Every new drone feed and every new soldier with a satellite radio creates more appetite for bandwidth — an appetite the military can’t hope to fill with military spacecraft alone. To try to keep up, the Pentagon has leased bandwidth from commercial carriers for more than a decade. And the next decade should bring even more commercial deals; in March, the Army announced it was looking for new satellite firms to help troops in Afghanistan communicate. According to a 2008 Intelligence Science Board study — one of the few public reports on the subject — demand for satellite communications could grow from about 30 gigabits per second to 80 gigabits a decade from now.
The Chinese are poised to help fill that need — especially over Africa, where Beijing has deep business and strategic interests. In 2012, China for the first time launched more rockets into space than the U.S. – including the Chinasat 12 and Apstar-7 communications satellites.
U.S. officials have in recent years publicly accused Chinese telecommunications firms of being, in effect, subcontractors of Beijing’s spies.
I’m startled,” says Dean Cheng, a research fellow and veteran China-watcher at the Heritage Foundation. “Is this risky? Well, since the satellite was openly contracted, they [the Chinese] know who is using which transponders.
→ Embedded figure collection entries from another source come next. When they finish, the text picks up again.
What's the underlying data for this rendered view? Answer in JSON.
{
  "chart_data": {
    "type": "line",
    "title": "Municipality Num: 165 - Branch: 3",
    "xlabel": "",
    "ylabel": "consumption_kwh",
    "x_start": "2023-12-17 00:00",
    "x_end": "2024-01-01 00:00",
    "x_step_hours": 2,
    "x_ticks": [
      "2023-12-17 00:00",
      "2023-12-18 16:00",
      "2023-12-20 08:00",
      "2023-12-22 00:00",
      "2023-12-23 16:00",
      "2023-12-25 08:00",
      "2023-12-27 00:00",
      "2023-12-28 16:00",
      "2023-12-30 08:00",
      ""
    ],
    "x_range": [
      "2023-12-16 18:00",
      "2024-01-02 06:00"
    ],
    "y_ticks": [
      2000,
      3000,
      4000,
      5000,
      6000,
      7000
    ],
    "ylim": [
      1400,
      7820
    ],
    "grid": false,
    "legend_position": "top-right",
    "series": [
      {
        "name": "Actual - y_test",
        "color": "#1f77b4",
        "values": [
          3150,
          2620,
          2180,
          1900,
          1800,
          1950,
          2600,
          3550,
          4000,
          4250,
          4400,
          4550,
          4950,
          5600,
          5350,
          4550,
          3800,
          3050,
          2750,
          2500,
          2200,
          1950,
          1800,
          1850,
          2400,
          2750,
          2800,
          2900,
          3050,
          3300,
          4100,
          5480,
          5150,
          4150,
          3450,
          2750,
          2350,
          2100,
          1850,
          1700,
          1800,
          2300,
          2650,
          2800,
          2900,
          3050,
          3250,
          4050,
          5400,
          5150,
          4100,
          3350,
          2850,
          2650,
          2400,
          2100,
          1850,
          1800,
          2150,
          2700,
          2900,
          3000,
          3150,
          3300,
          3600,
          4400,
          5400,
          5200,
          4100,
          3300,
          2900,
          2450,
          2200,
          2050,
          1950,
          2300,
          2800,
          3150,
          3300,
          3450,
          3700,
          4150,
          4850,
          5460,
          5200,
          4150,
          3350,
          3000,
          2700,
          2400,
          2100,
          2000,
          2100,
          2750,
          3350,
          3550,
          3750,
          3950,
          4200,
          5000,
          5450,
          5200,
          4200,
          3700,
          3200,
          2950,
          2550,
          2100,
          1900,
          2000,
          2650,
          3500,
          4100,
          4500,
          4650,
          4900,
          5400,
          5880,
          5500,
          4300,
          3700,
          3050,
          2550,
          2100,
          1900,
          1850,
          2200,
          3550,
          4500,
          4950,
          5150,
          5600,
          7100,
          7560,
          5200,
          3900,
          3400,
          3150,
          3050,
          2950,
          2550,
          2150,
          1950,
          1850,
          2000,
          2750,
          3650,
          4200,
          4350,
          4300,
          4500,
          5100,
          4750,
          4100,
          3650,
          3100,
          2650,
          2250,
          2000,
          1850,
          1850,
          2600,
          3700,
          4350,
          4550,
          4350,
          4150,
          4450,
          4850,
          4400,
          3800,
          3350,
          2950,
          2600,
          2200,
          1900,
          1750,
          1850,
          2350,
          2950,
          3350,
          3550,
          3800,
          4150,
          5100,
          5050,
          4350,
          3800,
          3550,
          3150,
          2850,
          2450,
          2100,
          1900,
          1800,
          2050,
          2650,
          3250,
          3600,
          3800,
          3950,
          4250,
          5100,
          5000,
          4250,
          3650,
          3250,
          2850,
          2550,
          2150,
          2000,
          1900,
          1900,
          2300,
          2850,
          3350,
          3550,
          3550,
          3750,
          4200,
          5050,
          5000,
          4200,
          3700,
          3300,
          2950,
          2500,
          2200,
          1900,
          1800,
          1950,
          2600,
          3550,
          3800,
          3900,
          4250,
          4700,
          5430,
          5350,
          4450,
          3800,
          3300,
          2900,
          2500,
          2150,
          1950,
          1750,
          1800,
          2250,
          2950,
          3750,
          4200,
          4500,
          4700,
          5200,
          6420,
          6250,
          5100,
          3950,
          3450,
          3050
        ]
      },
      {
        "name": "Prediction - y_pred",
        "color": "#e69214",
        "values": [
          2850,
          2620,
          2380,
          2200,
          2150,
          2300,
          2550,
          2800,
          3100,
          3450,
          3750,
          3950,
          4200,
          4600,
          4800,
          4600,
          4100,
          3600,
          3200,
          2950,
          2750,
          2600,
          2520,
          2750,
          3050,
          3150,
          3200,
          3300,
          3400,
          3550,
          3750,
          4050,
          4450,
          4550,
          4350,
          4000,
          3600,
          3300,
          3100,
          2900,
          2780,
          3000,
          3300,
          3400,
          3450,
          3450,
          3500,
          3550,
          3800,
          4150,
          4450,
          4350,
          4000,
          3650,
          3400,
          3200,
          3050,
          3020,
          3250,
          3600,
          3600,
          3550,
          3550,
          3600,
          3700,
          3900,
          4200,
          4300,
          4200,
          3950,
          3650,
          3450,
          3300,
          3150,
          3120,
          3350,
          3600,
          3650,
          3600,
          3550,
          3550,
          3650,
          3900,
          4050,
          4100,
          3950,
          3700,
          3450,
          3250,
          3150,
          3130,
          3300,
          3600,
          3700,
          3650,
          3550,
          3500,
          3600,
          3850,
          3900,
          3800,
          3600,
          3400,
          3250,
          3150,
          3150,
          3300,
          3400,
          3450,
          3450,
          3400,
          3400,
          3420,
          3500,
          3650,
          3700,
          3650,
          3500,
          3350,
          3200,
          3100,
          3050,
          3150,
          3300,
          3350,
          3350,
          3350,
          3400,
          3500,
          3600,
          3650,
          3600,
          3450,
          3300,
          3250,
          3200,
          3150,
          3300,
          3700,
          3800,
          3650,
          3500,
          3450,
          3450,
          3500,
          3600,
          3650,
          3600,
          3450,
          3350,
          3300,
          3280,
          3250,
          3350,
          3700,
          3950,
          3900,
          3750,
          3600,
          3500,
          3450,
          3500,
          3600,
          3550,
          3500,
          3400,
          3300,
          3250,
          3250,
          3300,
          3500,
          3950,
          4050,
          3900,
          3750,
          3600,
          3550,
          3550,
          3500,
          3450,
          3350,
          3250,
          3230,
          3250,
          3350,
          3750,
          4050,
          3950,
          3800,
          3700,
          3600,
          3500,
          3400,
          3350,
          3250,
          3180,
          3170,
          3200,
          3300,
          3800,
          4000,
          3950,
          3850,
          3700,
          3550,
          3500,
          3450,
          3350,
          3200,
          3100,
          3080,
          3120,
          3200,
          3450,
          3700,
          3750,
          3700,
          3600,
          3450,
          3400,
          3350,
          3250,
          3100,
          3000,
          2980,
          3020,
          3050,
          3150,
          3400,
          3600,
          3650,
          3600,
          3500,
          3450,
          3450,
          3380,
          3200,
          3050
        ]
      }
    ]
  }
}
And I suspect they’re making a copy of all of it.”
Even if the data passing over the Apstar-7 is encrypted, the coded traffic could be used to give Chinese cryptanalysts valuable clues about how the American military obfuscates its information. “This is giving it to them in a nice, neat little package. I think there is a potential security concern.”
And even if the Chinese don’t intercept the data, there’s always the danger of them suddenly deciding to block service to the American military.